That one looks very much like the RT one to me.

I just got done with a much more verbose way of making your point that a spike somewhere would explain how everything else is reduced to very minimal values. Problem is there is no spike on the GIMP blue channel histogram. I also upload another image which shows the combined histogram from GIMP. It is pretty hard to distinguish from the Blue channel histogram.

ggbutcher · May 31, 2018, 8:40pm

I recall when I wrote my histogram code I had to “scooch” the scale to fit in the window, specifically to include the upper and lower clipping.

afre · May 31, 2018, 8:58pm

The bars are there. Just incredibly faint and hard to see. I suggest that you make a request to the GIMP devs to make the histogram more visible.

ajax · May 31, 2018, 9:28pm

Is the meaning of “scooch” something like “squeeze”? Would squeezing the scale mean that the ends points went out of view?

According to both GIMP and RT there is very little clipping in this image. RT puts a value on it which in this case is less than .02%. I’m thinking that clipping would have the affect of allowing pixels that should not be the same ending up in the same position on either the extreme left or right end the histogram. Could also be both ends.

When it comes to useful information knowing about such spikes on either end would seem to me to be much more important than anything you might learn about the sparsely distributed other pixels. That might mean show the spikes no matter what that does to the rest of the histogram.
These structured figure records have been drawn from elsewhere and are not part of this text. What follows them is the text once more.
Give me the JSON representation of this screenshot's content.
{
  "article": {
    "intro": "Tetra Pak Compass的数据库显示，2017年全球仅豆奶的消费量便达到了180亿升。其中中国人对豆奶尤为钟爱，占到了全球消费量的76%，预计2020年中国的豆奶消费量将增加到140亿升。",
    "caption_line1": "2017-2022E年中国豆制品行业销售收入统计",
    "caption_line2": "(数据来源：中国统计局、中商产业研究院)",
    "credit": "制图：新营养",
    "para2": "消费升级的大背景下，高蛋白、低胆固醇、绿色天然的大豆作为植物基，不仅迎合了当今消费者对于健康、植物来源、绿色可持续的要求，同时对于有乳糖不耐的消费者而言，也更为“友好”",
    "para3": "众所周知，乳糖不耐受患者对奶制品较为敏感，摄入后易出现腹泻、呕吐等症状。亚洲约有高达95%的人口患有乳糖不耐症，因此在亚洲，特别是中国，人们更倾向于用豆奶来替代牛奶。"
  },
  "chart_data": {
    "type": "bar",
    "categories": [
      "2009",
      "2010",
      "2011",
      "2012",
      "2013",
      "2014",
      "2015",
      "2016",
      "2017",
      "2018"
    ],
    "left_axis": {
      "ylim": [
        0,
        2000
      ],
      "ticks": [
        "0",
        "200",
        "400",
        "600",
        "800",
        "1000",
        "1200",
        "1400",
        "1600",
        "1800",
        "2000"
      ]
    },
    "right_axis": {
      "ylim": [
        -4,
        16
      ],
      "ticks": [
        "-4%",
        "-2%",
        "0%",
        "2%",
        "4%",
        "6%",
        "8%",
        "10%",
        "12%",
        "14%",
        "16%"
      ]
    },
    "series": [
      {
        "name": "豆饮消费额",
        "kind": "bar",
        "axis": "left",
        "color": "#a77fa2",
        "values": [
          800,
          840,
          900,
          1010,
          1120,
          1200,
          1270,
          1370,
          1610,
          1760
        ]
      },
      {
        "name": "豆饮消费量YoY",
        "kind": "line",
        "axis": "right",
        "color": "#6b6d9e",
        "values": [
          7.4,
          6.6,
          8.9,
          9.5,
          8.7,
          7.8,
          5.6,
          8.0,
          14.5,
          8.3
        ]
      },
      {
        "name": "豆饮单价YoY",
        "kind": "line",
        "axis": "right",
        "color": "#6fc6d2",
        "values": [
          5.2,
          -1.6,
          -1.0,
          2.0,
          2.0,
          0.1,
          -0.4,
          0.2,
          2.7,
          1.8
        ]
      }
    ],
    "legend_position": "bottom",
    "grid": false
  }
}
ggbutcher · May 31, 2018, 9:35pm

It’s a technical term.
What it means for the histogram is that I have to horizontally scale the histogram graphic to the window dimensions minus a pixel or two, I forget now what it is. That way, those vertical ascents at the ends don’t end up in the window borders.

Can’t tell from the JPEG, but you have a lot of blue in the sky that falls in the range 253-255. From the raw, RT is in a better position to evaluate the clipping done for the output, so I’d put stock in that .02%.

This is exactly why I ‘scooched’ my histogram scaling.

ggbutcher · June 1, 2018, 2:51am

Just checked my histogram scaling, and I subtract 6 from the window width and height numbers before I set the scaling. IIRC, it was a ‘try, nope, try, nope, try, closer, try, Yes!’ thing…